Just Maria was written this way, during the free time I had on my drives to, from, and around Haywood County.  At first I used my trusty micro-cassette recorder; later, I graduated to the Voice Memos app on my phone.  Occasionally I might stop for a stroll, to tackle a particularly troublesome patch of prose.  If you saw me in those days, circling the Lake Junaluska walking path while talking to myself, chances are I was working out a minor plot point in Just Maria.

I did this for years, spilling words into the blank spots in my day.  I would steal spare moments at night to transcribe those words.  I still wasn’t sure I would finish the book, but I convinced myself there was no harm in prattling on.  It made the miles pass by more quickly, that’s for sure.  As long as I liked what I heard when I listened back, I kept going.

Three years later, I had a book.

I planned to end this post by recalling where I was when I spoke the last words of Just Maria into my phone, more than three years after I spoke the first words of the novel on some lonely stretch of I-40.  What mountain pass, what lumber truck, what roadside cow bore witness to that moment, never knowing its significance?
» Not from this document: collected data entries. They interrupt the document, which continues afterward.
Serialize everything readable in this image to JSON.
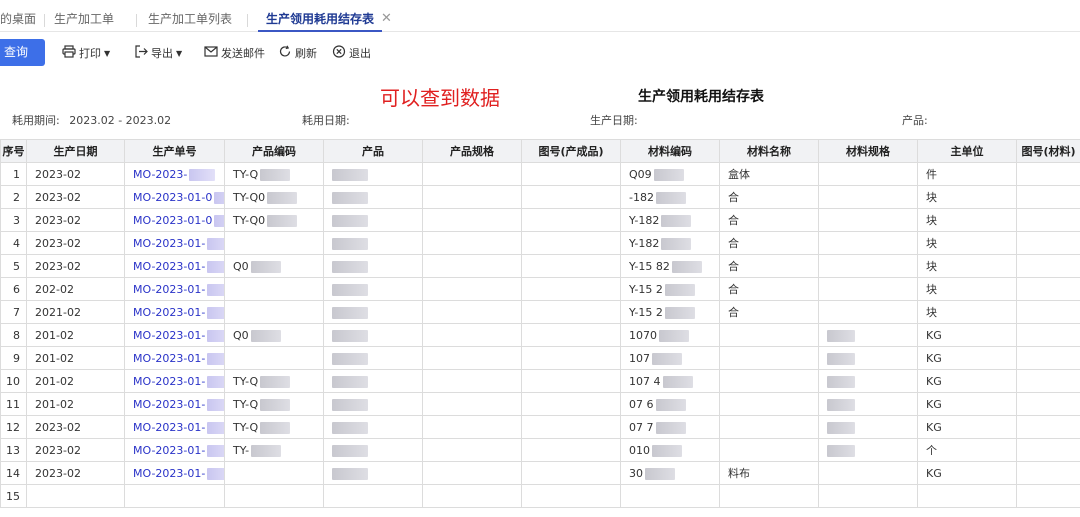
{
  "tabs": [
    {
      "label": "的桌面",
      "active": false
    },
    {
      "label": "生产加工单",
      "active": false
    },
    {
      "label": "生产加工单列表",
      "active": false
    },
    {
      "label": "生产领用耗用结存表",
      "active": true
    }
  ],
  "toolbar": {
    "query": "查询",
    "print": "打印",
    "export": "导出",
    "send_mail": "发送邮件",
    "refresh": "刷新",
    "exit": "退出"
  },
  "hint": "可以查到数据",
  "report_title": "生产领用耗用结存表",
  "filters": {
    "period_label": "耗用期间:",
    "period_value": "2023.02 - 2023.02",
    "consume_date_label": "耗用日期:",
    "production_date_label": "生产日期:",
    "product_label": "产品:"
  },
  "columns": [
    "序号",
    "生产日期",
    "生产单号",
    "产品编码",
    "产品",
    "产品规格",
    "图号(产成品)",
    "材料编码",
    "材料名称",
    "材料规格",
    "主单位",
    "图号(材料)"
  ],
  "rows": [
    {
      "no": "1",
      "date": "2023-02",
      "order": "MO-2023-",
      "pcode": "TY-Q",
      "mcode": "Q09",
      "mname": "盒体",
      "unit": "件"
    },
    {
      "no": "2",
      "date": "2023-02",
      "order": "MO-2023-01-0",
      "pcode": "TY-Q0",
      "mcode": "-182",
      "mname": "合",
      "unit": "块"
    },
    {
      "no": "3",
      "date": "2023-02",
      "order": "MO-2023-01-0",
      "pcode": "TY-Q0",
      "mcode": "Y-182",
      "mname": "合",
      "unit": "块"
    },
    {
      "no": "4",
      "date": "2023-02",
      "order": "MO-2023-01-",
      "pcode": "",
      "mcode": "Y-182",
      "mname": "合",
      "unit": "块"
    },
    {
      "no": "5",
      "date": "2023-02",
      "order": "MO-2023-01-",
      "pcode": "Q0",
      "mcode": "Y-15 82",
      "mname": "合",
      "unit": "块"
    },
    {
      "no": "6",
      "date": "202-02",
      "order": "MO-2023-01-",
      "pcode": "",
      "mcode": "Y-15 2",
      "mname": "合",
      "unit": "块"
    },
    {
      "no": "7",
      "date": "2021-02",
      "order": "MO-2023-01-",
      "pcode": "",
      "mcode": "Y-15 2",
      "mname": "合",
      "unit": "块"
    },
    {
      "no": "8",
      "date": "201-02",
      "order": "MO-2023-01-",
      "pcode": "Q0",
      "mcode": "1070",
      "mname": "",
      "unit": "KG"
    },
    {
      "no": "9",
      "date": "201-02",
      "order": "MO-2023-01-",
      "pcode": "",
      "mcode": "107",
      "mname": "",
      "unit": "KG"
    },
    {
      "no": "10",
      "date": "201-02",
      "order": "MO-2023-01-",
      "pcode": "TY-Q",
      "mcode": "107 4",
      "mname": "",
      "unit": "KG"
    },
    {
      "no": "11",
      "date": "201-02",
      "order": "MO-2023-01-",
      "pcode": "TY-Q",
      "mcode": "07 6",
      "mname": "",
      "unit": "KG"
    },
    {
      "no": "12",
      "date": "2023-02",
      "order": "MO-2023-01-",
      "pcode": "TY-Q",
      "mcode": "07 7",
      "mname": "",
      "unit": "KG"
    },
    {
      "no": "13",
      "date": "2023-02",
      "order": "MO-2023-01-",
      "pcode": "TY-",
      "mcode": "010",
      "mname": "",
      "unit": "个"
    },
    {
      "no": "14",
      "date": "2023-02",
      "order": "MO-2023-01-",
      "pcode": "",
      "mcode": "30",
      "mname": "料布",
      "unit": "KG"
    },
    {
      "no": "15",
      "date": "",
      "order": "",
      "pcode": "",
      "mcode": "",
      "mname": "",
      "unit": ""
    }
  ]
}
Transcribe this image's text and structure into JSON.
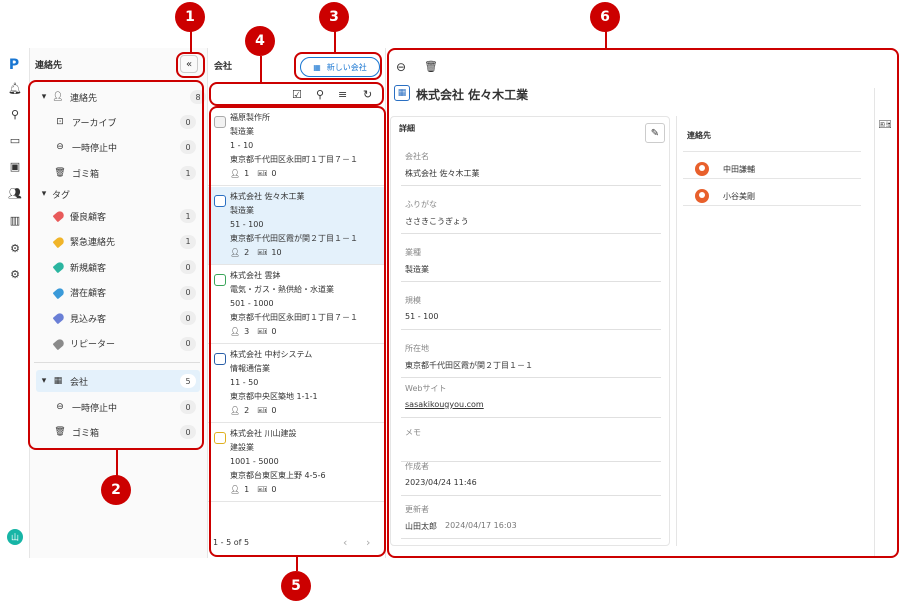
{
  "sidebar": {
    "title": "連絡先",
    "contacts": {
      "label": "連絡先",
      "count": "8"
    },
    "archive": {
      "label": "アーカイブ",
      "count": "0"
    },
    "paused": {
      "label": "一時停止中",
      "count": "0"
    },
    "trash": {
      "label": "ゴミ箱",
      "count": "1"
    },
    "tags_label": "タグ",
    "tags": [
      {
        "label": "優良顧客",
        "count": "1",
        "color": "#e85a5a"
      },
      {
        "label": "緊急連絡先",
        "count": "1",
        "color": "#f0b429"
      },
      {
        "label": "新規顧客",
        "count": "0",
        "color": "#2bb5a0"
      },
      {
        "label": "潜在顧客",
        "count": "0",
        "color": "#3a9ad9"
      },
      {
        "label": "見込み客",
        "count": "0",
        "color": "#6a7fd6"
      },
      {
        "label": "リピーター",
        "count": "0",
        "color": "#8a8a8a"
      }
    ],
    "company": {
      "label": "会社",
      "count": "5"
    },
    "company_paused": {
      "label": "一時停止中",
      "count": "0"
    },
    "company_trash": {
      "label": "ゴミ箱",
      "count": "0"
    },
    "avatar": "山"
  },
  "list": {
    "title": "会社",
    "new_button": "新しい会社",
    "pagination": "1 - 5 of 5",
    "companies": [
      {
        "name": "福原製作所",
        "industry": "製造業",
        "size": "1 - 10",
        "address": "東京都千代田区永田町１丁目７－１",
        "contacts": "1",
        "deals": "0",
        "color": "#aaaaaa"
      },
      {
        "name": "株式会社 佐々木工業",
        "industry": "製造業",
        "size": "51 - 100",
        "address": "東京都千代田区霞が関２丁目１－１",
        "contacts": "2",
        "deals": "10",
        "color": "#2a6fc2"
      },
      {
        "name": "株式会社 雲鉢",
        "industry": "電気・ガス・熱供給・水道業",
        "size": "501 - 1000",
        "address": "東京都千代田区永田町１丁目７－１",
        "contacts": "3",
        "deals": "0",
        "color": "#3aa55a"
      },
      {
        "name": "株式会社 中村システム",
        "industry": "情報通信業",
        "size": "11 - 50",
        "address": "東京都中央区築地 1-1-1",
        "contacts": "2",
        "deals": "0",
        "color": "#2a5fa8"
      },
      {
        "name": "株式会社 川山建設",
        "industry": "建設業",
        "size": "1001 - 5000",
        "address": "東京都台東区東上野 4-5-6",
        "contacts": "1",
        "deals": "0",
        "color": "#e0b020"
      }
    ]
  },
  "detail": {
    "title": "株式会社 佐々木工業",
    "section": "詳細",
    "fields": [
      {
        "label": "会社名",
        "value": "株式会社 佐々木工業"
      },
      {
        "label": "ふりがな",
        "value": "ささきこうぎょう"
      },
      {
        "label": "業種",
        "value": "製造業"
      },
      {
        "label": "規模",
        "value": "51 - 100"
      },
      {
        "label": "所在地",
        "value": "東京都千代田区霞が関２丁目１－１"
      },
      {
        "label": "Webサイト",
        "value": "sasakikougyou.com"
      },
      {
        "label": "メモ",
        "value": ""
      },
      {
        "label": "作成者",
        "value": "2023/04/24 11:46"
      },
      {
        "label": "更新者",
        "value": "山田太郎",
        "extra": "2024/04/17 16:03"
      }
    ],
    "contacts_title": "連絡先",
    "contacts": [
      "中田謙輔",
      "小谷美剛"
    ]
  },
  "callouts": [
    "1",
    "2",
    "3",
    "4",
    "5",
    "6"
  ]
}
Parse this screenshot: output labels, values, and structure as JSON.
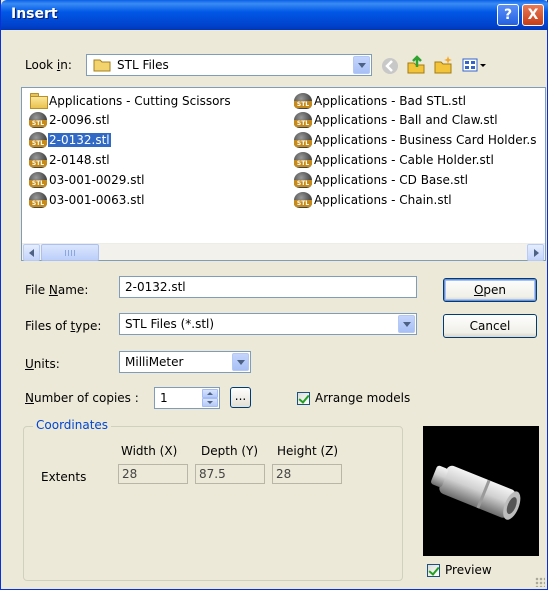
{
  "window": {
    "title": "Insert",
    "help_label": "?",
    "close_label": "X"
  },
  "look_in": {
    "label_prefix": "Look ",
    "label_access_key": "i",
    "label_suffix": "n:",
    "value": "STL Files",
    "icons": [
      "back-icon",
      "up-folder-icon",
      "new-folder-icon",
      "view-menu-icon"
    ]
  },
  "file_list": {
    "items": [
      {
        "name": "Applications - Cutting Scissors",
        "type": "folder",
        "selected": false
      },
      {
        "name": "2-0096.stl",
        "type": "stl",
        "selected": false
      },
      {
        "name": "2-0132.stl",
        "type": "stl",
        "selected": true
      },
      {
        "name": "2-0148.stl",
        "type": "stl",
        "selected": false
      },
      {
        "name": "03-001-0029.stl",
        "type": "stl",
        "selected": false
      },
      {
        "name": "03-001-0063.stl",
        "type": "stl",
        "selected": false
      },
      {
        "name": "Applications - Bad STL.stl",
        "type": "stl",
        "selected": false
      },
      {
        "name": "Applications - Ball and Claw.stl",
        "type": "stl",
        "selected": false
      },
      {
        "name": "Applications - Business Card Holder.s",
        "type": "stl",
        "selected": false
      },
      {
        "name": "Applications - Cable Holder.stl",
        "type": "stl",
        "selected": false
      },
      {
        "name": "Applications - CD Base.stl",
        "type": "stl",
        "selected": false
      },
      {
        "name": "Applications - Chain.stl",
        "type": "stl",
        "selected": false
      }
    ]
  },
  "file_name": {
    "label_access_key": "N",
    "label_prefix": "File ",
    "label_suffix": "ame:",
    "value": "2-0132.stl"
  },
  "files_of_type": {
    "label_prefix": "Files of ",
    "label_access_key": "t",
    "label_suffix": "ype:",
    "value": "STL Files (*.stl)"
  },
  "buttons": {
    "open_access_key": "O",
    "open_rest": "pen",
    "cancel": "Cancel",
    "dots": "..."
  },
  "units": {
    "label_access_key": "U",
    "label_suffix": "nits:",
    "value": "MilliMeter"
  },
  "copies": {
    "label_access_key": "N",
    "label_suffix": "umber of copies :",
    "value": "1"
  },
  "arrange": {
    "label": "Arrange models",
    "checked": true
  },
  "coordinates": {
    "title": "Coordinates",
    "headers": [
      "Width (X)",
      "Depth (Y)",
      "Height (Z)"
    ],
    "row_label": "Extents",
    "values": [
      "28",
      "87.5",
      "28"
    ]
  },
  "preview": {
    "label": "Preview",
    "checked": true
  }
}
It feels almost cinematic, this moment:  a writer, yours truly, speaking the final words of his novel into his phone, his face registering satisfaction, serenity, and already a sense of loss.  The world whirls past his windows as he ponders what it is he has just done.

It must have been so sweet.

But I don’t remember it at all.  Not one bit.

I must have cast my eyes ahead, and just kept driving.